Ayaan Hirsi Ali: ‘We Are Fighting an Asymmetric War’ on Radical Islam

Megyn Kelly
The Kelly File
FoxNews.com
1/8/2015

Ayaan Hirsi Ali has something in common with the slain Charlie Hebdo editor Stéphane “Charb” Charbonnier—they were both on al Qaeda’s death list.

Ali’s 2004 film “Submission” highlighted challenges that women face in Islamic culture. The film’s director Theo van Gogh was walking down a street in Amsterdam when he was gunned down by a Muslim fanatic, who then stuck a note to his chest with a knife. That note was a death threat aimed at Ali.

Tonight on “The Kelly File,” Ali said that every time she hears of a terrorist incident, she thinks, “It could have been me, and it could have been you. It could have been all of us.”

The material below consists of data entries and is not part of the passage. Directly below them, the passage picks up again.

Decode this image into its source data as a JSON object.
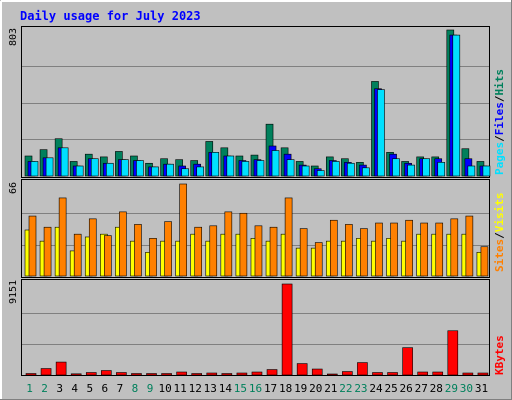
{
  "title": "Daily usage for July 2023",
  "colors": {
    "hits": "#00805c",
    "files": "#0000ff",
    "pages": "#00e0ff",
    "visits": "#ffff00",
    "sites": "#ff8000",
    "kbytes": "#ff0000",
    "panel": "#c0c0c0",
    "title_text": "#0000ff",
    "weekend_label": "#00805c",
    "weekday_label": "#000000"
  },
  "labels": {
    "hits": "Hits",
    "files": "Files",
    "pages": "Pages",
    "visits": "Visits",
    "sites": "Sites",
    "kbytes": "KBytes",
    "sep": "/"
  },
  "chart_data": [
    {
      "type": "bar",
      "panel": "hits-files-pages",
      "ymax_label": "803",
      "ylim": [
        0,
        803
      ],
      "categories": [
        "1",
        "2",
        "3",
        "4",
        "5",
        "6",
        "7",
        "8",
        "9",
        "10",
        "11",
        "12",
        "13",
        "14",
        "15",
        "16",
        "17",
        "18",
        "19",
        "20",
        "21",
        "22",
        "23",
        "24",
        "25",
        "26",
        "27",
        "28",
        "29",
        "30",
        "31"
      ],
      "weekend_days": [
        "1",
        "2",
        "8",
        "9",
        "15",
        "16",
        "22",
        "23",
        "29",
        "30"
      ],
      "series": [
        {
          "name": "Hits",
          "values": [
            110,
            145,
            205,
            80,
            120,
            105,
            135,
            110,
            70,
            95,
            90,
            85,
            190,
            155,
            110,
            115,
            285,
            155,
            80,
            55,
            105,
            95,
            75,
            520,
            130,
            80,
            105,
            105,
            803,
            150,
            80
          ]
        },
        {
          "name": "Files",
          "values": [
            80,
            100,
            155,
            55,
            95,
            70,
            90,
            85,
            50,
            65,
            55,
            65,
            130,
            110,
            85,
            90,
            165,
            120,
            60,
            40,
            85,
            75,
            60,
            480,
            120,
            70,
            95,
            95,
            775,
            95,
            55
          ]
        },
        {
          "name": "Pages",
          "values": [
            80,
            100,
            155,
            55,
            95,
            70,
            90,
            85,
            50,
            65,
            40,
            50,
            130,
            110,
            80,
            85,
            140,
            90,
            55,
            30,
            80,
            70,
            45,
            475,
            95,
            60,
            95,
            75,
            775,
            55,
            55
          ]
        }
      ]
    },
    {
      "type": "bar",
      "panel": "visits-sites",
      "ymax_label": "66",
      "ylim": [
        0,
        66
      ],
      "categories": [
        "1",
        "2",
        "3",
        "4",
        "5",
        "6",
        "7",
        "8",
        "9",
        "10",
        "11",
        "12",
        "13",
        "14",
        "15",
        "16",
        "17",
        "18",
        "19",
        "20",
        "21",
        "22",
        "23",
        "24",
        "25",
        "26",
        "27",
        "28",
        "29",
        "30",
        "31"
      ],
      "series": [
        {
          "name": "Visits",
          "values": [
            33,
            25,
            35,
            18,
            28,
            30,
            35,
            25,
            17,
            25,
            25,
            30,
            25,
            30,
            30,
            27,
            25,
            30,
            20,
            20,
            25,
            25,
            27,
            25,
            27,
            25,
            30,
            30,
            30,
            30,
            17
          ]
        },
        {
          "name": "Sites",
          "values": [
            43,
            35,
            56,
            30,
            41,
            29,
            46,
            37,
            27,
            39,
            66,
            35,
            36,
            46,
            45,
            36,
            35,
            56,
            34,
            24,
            40,
            37,
            34,
            38,
            38,
            40,
            38,
            38,
            41,
            43,
            21
          ]
        }
      ]
    },
    {
      "type": "bar",
      "panel": "kbytes",
      "ymax_label": "9151",
      "ylim": [
        0,
        9151
      ],
      "categories": [
        "1",
        "2",
        "3",
        "4",
        "5",
        "6",
        "7",
        "8",
        "9",
        "10",
        "11",
        "12",
        "13",
        "14",
        "15",
        "16",
        "17",
        "18",
        "19",
        "20",
        "21",
        "22",
        "23",
        "24",
        "25",
        "26",
        "27",
        "28",
        "29",
        "30",
        "31"
      ],
      "series": [
        {
          "name": "KBytes",
          "values": [
            150,
            650,
            1300,
            120,
            250,
            450,
            250,
            150,
            150,
            150,
            300,
            150,
            200,
            150,
            200,
            300,
            550,
            9151,
            1150,
            600,
            100,
            350,
            1250,
            250,
            250,
            2750,
            300,
            300,
            4450,
            200,
            200
          ]
        }
      ]
    }
  ]
}
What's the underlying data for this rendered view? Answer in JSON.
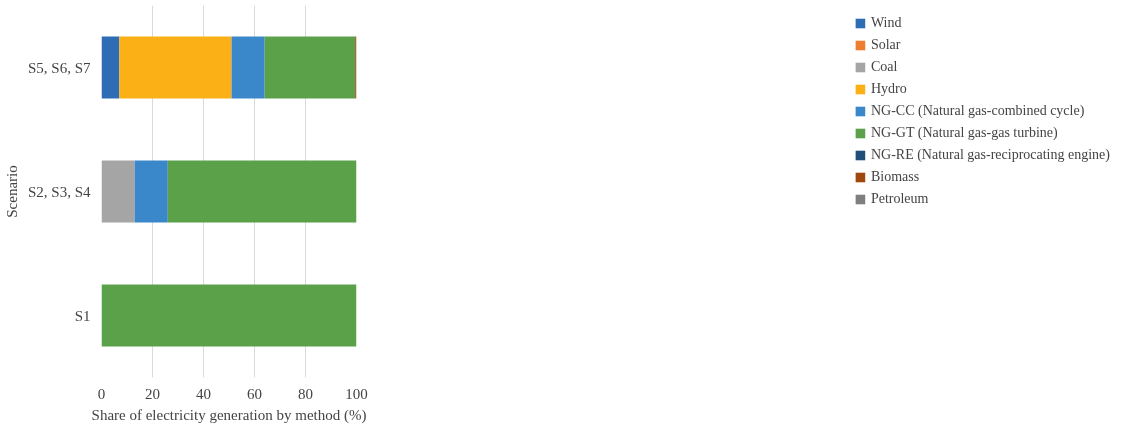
{
  "chart_data": {
    "type": "bar",
    "orientation": "horizontal",
    "stacked": true,
    "xlabel": "Share of electricity generation by method (%)",
    "ylabel": "Scenario",
    "categories": [
      "S5, S6, S7",
      "S2, S3, S4",
      "S1"
    ],
    "series": [
      {
        "name": "Wind",
        "color": "#2e6db4",
        "values": [
          7,
          0,
          0
        ]
      },
      {
        "name": "Solar",
        "color": "#ed7d31",
        "values": [
          0,
          0,
          0
        ]
      },
      {
        "name": "Coal",
        "color": "#a5a5a5",
        "values": [
          0,
          13,
          0
        ]
      },
      {
        "name": "Hydro",
        "color": "#fbb116",
        "values": [
          44,
          0,
          0
        ]
      },
      {
        "name": "NG-CC (Natural gas-combined cycle)",
        "color": "#3a87c9",
        "values": [
          13,
          13,
          0
        ]
      },
      {
        "name": "NG-GT (Natural gas-gas turbine)",
        "color": "#5aa14a",
        "values": [
          35.5,
          74,
          100
        ]
      },
      {
        "name": "NG-RE (Natural gas-reciprocating engine)",
        "color": "#1f4e79",
        "values": [
          0,
          0,
          0
        ]
      },
      {
        "name": "Biomass",
        "color": "#9e480e",
        "values": [
          0.5,
          0,
          0
        ]
      },
      {
        "name": "Petroleum",
        "color": "#7f7f7f",
        "values": [
          0,
          0,
          0
        ]
      }
    ],
    "xlim": [
      0,
      100
    ],
    "xticks": [
      0,
      20,
      40,
      60,
      80,
      100
    ],
    "grid": "x",
    "legend": "right"
  }
}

“As long as there is a movement, a radical Islamic movement that is out to organize, to get weapons, to go after people and kill them, that threat is there,” she said.

Ali explained that violent attacks like the one in Paris stem from a political ideology that is embedded in Islam.

“All that violence you can no longer divorce from the religion of Islam,” she said.

Ali told Megyn Kelly that “we are facing a war on the core values of western civilization,” and that the only way to fight it is by talking about it.

“We are fighting an asymmetric war where we fight with military means and counter-terrorism means, but we are not fighting back with ideas,” she said.